US 12,223,426 B2
	Method and apparatus for designing and testing audio codec by using white noise modeling
Jongmo Sung, Daejeon (KR); Seung Kwon Beack, Daejeon (KR); Tae Jin Lee, Daejeon (KR); Woo-taek Lim, Daejeon (KR); Inseon Jang, Daejeon (KR); Byeongho Cho, Daejeon (KR); Young Cheol Park, Wonju-si (KR); Joon Byun, Wonju-si (KR); and Seungmin Shin, Wonju-si (KR)
Assigned to ELECTRONICS AND TELECOMMUNICATIONS RESEARCH INSTITUTE, Daejeon (KR); and YONSEI UNIVERSITY WONJU INDUSTRY-ACADEMIC COOPERATION FOUNDATION, Wonju-si (KR)
Filed by ELECTRONICS AND TELECOMMUNICATIONS RESEARCH INSTITUTE, Daejeon (KR); and YONSEI UNIVERSITY WONJU INDUSTRY-ACADEMIC COOPERATION FOUNDATION, Wonju-si (KR)
Filed on Feb. 8, 2023, as Appl. No. 18/166,407.
Claims priority of application No. 10-2022-0025344 (KR), filed on Feb. 25, 2022.
Prior Publication US 2023/0274141 A1, Aug. 31, 2023
Int. Cl. G10L 19/00 (2013.01); G06N 3/08 (2023.01); G10L 19/028 (2013.01); G10L 19/038 (2013.01); G10L 25/30 (2013.01); G10L 25/60 (2013.01); G10L 25/69 (2013.01); G06N 3/084 (2023.01); G10L 15/00 (2013.01); G10L 19/22 (2013.01)

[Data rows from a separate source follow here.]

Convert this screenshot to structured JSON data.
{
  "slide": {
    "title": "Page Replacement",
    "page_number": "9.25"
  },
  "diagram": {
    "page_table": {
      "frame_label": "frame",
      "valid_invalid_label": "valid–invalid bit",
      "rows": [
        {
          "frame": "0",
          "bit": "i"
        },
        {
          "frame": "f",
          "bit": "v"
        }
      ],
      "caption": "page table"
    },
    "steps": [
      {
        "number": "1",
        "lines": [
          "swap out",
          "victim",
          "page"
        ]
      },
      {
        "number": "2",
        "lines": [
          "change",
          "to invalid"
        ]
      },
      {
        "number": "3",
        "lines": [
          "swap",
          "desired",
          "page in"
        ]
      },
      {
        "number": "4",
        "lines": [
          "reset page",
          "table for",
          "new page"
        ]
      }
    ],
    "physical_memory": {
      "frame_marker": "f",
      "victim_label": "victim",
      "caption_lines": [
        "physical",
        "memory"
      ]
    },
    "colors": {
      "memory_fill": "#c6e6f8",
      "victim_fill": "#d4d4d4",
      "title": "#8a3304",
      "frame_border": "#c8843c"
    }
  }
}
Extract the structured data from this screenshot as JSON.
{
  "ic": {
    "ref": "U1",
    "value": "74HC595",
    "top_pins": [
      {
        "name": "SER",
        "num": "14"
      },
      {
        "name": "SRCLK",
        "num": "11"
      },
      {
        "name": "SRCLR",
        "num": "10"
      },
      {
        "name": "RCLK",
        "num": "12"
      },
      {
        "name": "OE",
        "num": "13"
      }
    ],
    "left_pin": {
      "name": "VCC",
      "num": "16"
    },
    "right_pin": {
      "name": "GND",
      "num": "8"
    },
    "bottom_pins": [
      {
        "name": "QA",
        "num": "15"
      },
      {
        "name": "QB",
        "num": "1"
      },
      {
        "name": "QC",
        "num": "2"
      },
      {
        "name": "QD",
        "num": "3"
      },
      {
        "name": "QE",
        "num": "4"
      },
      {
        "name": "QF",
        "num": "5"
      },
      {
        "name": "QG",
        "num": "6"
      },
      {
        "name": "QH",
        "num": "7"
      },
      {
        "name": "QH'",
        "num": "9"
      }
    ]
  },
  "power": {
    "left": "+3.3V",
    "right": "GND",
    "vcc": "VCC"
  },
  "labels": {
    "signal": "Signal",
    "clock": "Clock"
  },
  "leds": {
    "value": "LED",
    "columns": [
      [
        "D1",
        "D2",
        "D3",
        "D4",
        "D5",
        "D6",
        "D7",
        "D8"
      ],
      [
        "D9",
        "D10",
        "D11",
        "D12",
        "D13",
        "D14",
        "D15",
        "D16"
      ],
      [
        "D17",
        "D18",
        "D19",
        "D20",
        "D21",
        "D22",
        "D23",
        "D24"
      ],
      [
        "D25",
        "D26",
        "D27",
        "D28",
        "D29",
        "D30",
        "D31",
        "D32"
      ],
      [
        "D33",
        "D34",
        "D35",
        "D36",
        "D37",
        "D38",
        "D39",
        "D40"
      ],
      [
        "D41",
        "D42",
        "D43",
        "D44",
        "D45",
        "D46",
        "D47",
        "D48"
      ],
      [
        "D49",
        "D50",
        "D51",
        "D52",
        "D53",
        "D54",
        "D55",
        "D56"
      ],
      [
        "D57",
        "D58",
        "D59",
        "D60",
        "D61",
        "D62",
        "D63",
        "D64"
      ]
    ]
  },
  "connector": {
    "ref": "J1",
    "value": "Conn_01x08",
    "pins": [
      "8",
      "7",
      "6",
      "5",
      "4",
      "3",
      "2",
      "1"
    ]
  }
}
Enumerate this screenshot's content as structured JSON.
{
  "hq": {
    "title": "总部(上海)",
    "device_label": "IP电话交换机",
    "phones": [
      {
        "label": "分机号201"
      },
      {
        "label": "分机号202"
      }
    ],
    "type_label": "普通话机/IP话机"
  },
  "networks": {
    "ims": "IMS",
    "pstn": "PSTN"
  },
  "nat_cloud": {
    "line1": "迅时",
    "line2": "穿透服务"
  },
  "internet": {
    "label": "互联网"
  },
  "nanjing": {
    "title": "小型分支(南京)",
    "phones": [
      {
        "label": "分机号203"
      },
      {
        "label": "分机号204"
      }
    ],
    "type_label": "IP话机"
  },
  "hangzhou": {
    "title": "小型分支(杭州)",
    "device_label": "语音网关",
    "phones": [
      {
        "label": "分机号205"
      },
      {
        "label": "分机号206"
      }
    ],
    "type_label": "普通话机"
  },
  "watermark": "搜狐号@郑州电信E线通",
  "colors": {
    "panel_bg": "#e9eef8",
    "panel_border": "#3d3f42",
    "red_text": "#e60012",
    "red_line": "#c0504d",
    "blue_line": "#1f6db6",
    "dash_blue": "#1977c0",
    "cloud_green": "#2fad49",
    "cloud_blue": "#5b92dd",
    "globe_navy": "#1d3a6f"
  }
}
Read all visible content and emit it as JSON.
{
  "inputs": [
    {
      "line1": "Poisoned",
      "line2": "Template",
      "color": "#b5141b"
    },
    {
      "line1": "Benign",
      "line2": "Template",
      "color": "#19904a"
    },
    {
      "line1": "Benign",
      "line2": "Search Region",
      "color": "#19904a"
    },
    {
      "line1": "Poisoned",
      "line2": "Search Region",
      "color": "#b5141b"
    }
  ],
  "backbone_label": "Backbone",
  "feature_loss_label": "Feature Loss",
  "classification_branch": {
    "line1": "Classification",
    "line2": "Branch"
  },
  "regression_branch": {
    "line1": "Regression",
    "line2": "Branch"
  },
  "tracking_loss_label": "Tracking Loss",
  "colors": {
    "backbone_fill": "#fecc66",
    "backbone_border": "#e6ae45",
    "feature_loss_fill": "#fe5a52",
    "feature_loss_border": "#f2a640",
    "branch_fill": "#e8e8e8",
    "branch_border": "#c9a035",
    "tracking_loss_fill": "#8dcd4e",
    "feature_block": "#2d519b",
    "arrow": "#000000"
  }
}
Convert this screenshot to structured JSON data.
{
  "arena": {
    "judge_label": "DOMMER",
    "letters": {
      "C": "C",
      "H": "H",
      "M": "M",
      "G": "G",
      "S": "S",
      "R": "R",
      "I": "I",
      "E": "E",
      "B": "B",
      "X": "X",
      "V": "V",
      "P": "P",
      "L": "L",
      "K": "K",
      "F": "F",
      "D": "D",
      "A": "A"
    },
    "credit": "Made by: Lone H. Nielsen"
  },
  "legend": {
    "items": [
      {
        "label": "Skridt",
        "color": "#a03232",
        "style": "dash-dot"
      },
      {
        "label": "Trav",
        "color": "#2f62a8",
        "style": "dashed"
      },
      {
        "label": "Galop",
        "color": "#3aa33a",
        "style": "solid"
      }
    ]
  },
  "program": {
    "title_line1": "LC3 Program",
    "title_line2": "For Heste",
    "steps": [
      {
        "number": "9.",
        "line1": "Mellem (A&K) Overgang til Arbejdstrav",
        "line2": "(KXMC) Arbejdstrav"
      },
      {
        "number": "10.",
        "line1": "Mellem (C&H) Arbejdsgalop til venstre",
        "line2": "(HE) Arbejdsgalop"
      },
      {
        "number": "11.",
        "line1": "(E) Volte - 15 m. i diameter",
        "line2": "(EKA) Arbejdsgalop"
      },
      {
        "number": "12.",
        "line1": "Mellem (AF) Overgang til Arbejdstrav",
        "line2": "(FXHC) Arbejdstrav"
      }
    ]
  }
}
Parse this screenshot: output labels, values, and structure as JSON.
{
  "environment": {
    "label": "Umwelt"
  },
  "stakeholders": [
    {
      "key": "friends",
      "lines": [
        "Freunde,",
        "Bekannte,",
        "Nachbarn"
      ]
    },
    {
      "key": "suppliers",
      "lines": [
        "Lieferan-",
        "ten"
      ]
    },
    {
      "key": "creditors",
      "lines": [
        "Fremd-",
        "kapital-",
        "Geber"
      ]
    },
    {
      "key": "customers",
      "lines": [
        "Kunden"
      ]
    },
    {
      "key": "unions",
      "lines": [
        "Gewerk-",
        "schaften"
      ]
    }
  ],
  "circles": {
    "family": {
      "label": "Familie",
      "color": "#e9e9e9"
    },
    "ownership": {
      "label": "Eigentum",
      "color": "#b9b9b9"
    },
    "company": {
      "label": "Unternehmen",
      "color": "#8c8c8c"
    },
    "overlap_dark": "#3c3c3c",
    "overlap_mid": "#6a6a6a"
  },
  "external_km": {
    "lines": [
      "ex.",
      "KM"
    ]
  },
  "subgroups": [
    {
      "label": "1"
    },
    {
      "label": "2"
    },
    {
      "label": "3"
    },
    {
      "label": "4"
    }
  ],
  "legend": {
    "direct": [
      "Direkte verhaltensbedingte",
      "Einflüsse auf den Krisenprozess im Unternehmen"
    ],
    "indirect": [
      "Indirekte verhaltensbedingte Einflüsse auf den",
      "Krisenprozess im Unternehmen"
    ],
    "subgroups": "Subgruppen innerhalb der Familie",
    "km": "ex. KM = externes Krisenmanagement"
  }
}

CPC G06N 3/08 (2013.01) [G10L 19/028 (2013.01); G10L 19/038 (2013.01); G10L 25/30 (2013.01); G10L 25/60 (2013.01); G10L 25/69 (2013.01); G06N 3/084 (2013.01); G10L 15/00 (2013.01); G10L 19/00 (2013.01); G10L 19/22 (2013.01)]

12 Claims

1. A method of designing a neural network-based audio codec, the method comprising:

generating a quantized latent vector and a reconstructed signal corresponding to an input signal by using a white noise modeling-based quantization process;

computing a total loss for training of the neural network-based audio codec, based on the input signal, the reconstructed signal, and the quantized latent vector;

training the neural network-based audio codec by using the total loss; and

validating the trained neural network-based audio codec to select the best neural network-based audio codec,

wherein the computing of the total loss comprises:

calculating a reconstruction loss term as mean squared error (MSE) between the input signal and the reconstructed signal, a bit-rate control loss term as an entropy of the quantized latent vector, and a perceptual loss term reflecting human perceptual characteristics, respectively; and

calculating the total loss by adding the reconstruction loss term, the bit-rate control loss term, and the perceptual loss term,

wherein the reconstruction loss term is determined based on a square of an L2-norm of a difference between the input signal and the reconstructed signal,

wherein the bit-rate control loss term is determined based on probability distribution for a latent vector with added random noise,

wherein the latent vector with added random noise is generated by adding a random noise to a latent vector output from an encoder of the neural network-based audio codec that receives the input signal, and

wherein the quantized latent vector is generated by de-warping the latent vector with added random noise.